X
News

IDGA Weighs In On Supreme Court Hearing

by Meagan Marie on May 03, 2010 at 04:39 AM

When news broke early last week that the Supreme Court has decided to review the Entertainment Merchants Association v. Schwarzenegger case, industry advocates like the Entertainment Software Association and the Video Games Voter Network were quick to weigh in with their stance on the issue.  Now, the International Game Developer’s Association (IDGA) has also added their two cents.

Facilitating solidarity on the issue, the IDGA maintains that video games are a form of expression on par with other forms of entertainment like books, film, and television. The organization believes that limiting any form of expression – including video games – violates the constitutional right of free speech. Referring to the proposal to limit sales of mature video games as “oppressive censorship,” the IDGA feels that those behind the legislation are “singling out one form of expression based only on popular myth and biased research.”

 “Video games are at the heart of technical and artistic innovation,” said IGDA Chair Gordon Bellamy.  “Singling out games from other media is not only unconstitutional, according to courts throughout the country, but it also stigmatizes a leading industry in our economy that's embraced by millions in all walks of life.”

Calling attention to graphic portrayals of violence on television, print media, film and the Internet, the IGDA reminds the public that these platforms are protected under first amendment rights and the constitution.

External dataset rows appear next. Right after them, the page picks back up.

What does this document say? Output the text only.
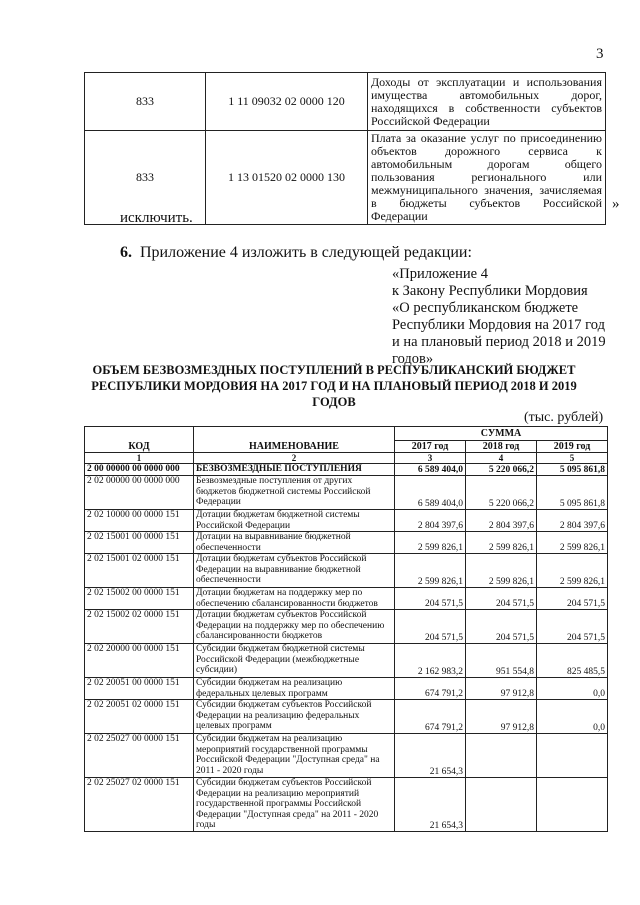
3
833	1 11 09032 02 0000 120	Доходы от эксплуатации и использования имущества автомобильных дорог, находящихся в собственности субъектов Российской Федерации
833	1 13 01520 02 0000 130	Плата за оказание услуг по присоединению объектов дорожного сервиса к автомобильным дорогам общего пользования регионального или межмуниципального значения, зачисляемая в бюджеты субъектов Российской Федерации
»
исключить.
6. Приложение 4 изложить в следующей редакции:
«Приложение 4
к Закону Республики Мордовия
«О республиканском бюджете
Республики Мордовия на 2017 год
и на плановый период 2018 и 2019
годов»
ОБЪЕМ БЕЗВОЗМЕЗДНЫХ ПОСТУПЛЕНИЙ В РЕСПУБЛИКАНСКИЙ БЮДЖЕТ
РЕСПУБЛИКИ МОРДОВИЯ НА 2017 ГОД И НА ПЛАНОВЫЙ ПЕРИОД 2018 И 2019
ГОДОВ
(тыс. рублей)
КОД	НАИМЕНОВАНИЕ	СУММА		
		2017 год	2018 год	2019 год
1	2	3	4	5
2 00 00000 00 0000 000	БЕЗВОЗМЕЗДНЫЕ ПОСТУПЛЕНИЯ	6 589 404,0	5 220 066,2	5 095 861,8
2 02 00000 00 0000 000	Безвозмездные поступления от других бюджетов бюджетной системы Российской Федерации	6 589 404,0	5 220 066,2	5 095 861,8
2 02 10000 00 0000 151	Дотации бюджетам бюджетной системы Российской Федерации	2 804 397,6	2 804 397,6	2 804 397,6
2 02 15001 00 0000 151	Дотации на выравнивание бюджетной обеспеченности	2 599 826,1	2 599 826,1	2 599 826,1
2 02 15001 02 0000 151	Дотации бюджетам субъектов Российской Федерации на выравнивание бюджетной обеспеченности	2 599 826,1	2 599 826,1	2 599 826,1
2 02 15002 00 0000 151	Дотации бюджетам на поддержку мер по обеспечению сбалансированности бюджетов	204 571,5	204 571,5	204 571,5
2 02 15002 02 0000 151	Дотации бюджетам субъектов Российской Федерации на поддержку мер по обеспечению сбалансированности бюджетов	204 571,5	204 571,5	204 571,5
2 02 20000 00 0000 151	Субсидии бюджетам бюджетной системы Российской Федерации (межбюджетные субсидии)	2 162 983,2	951 554,8	825 485,5
2 02 20051 00 0000 151	Субсидии бюджетам на реализацию федеральных целевых программ	674 791,2	97 912,8	0,0
2 02 20051 02 0000 151	Субсидии бюджетам субъектов Российской Федерации на реализацию федеральных целевых программ	674 791,2	97 912,8	0,0
2 02 25027 00 0000 151	Субсидии бюджетам на реализацию мероприятий государственной программы Российской Федерации "Доступная среда" на 2011 - 2020 годы	21 654,3		
2 02 25027 02 0000 151	Субсидии бюджетам субъектов Российской Федерации на реализацию мероприятий государственной программы Российской Федерации "Доступная среда" на 2011 - 2020 годы	21 654,3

The case will become increasingly public this fall when the Supreme Court officially begins reviewing the ruling. So far, industry activists have perfect track record in terms of winning cases that would restrict the sale of mature rated games. Still, this case marks the first time the debate has been elevated to the highest court in the United States. Some individuals feel confident that the no-loss record will hold. Others worry that the Supreme Court will make a surprise ruling and set a new precedent for the retail sales of mature games in the future. We’ll keep you informed as new details in regards to the case emerge.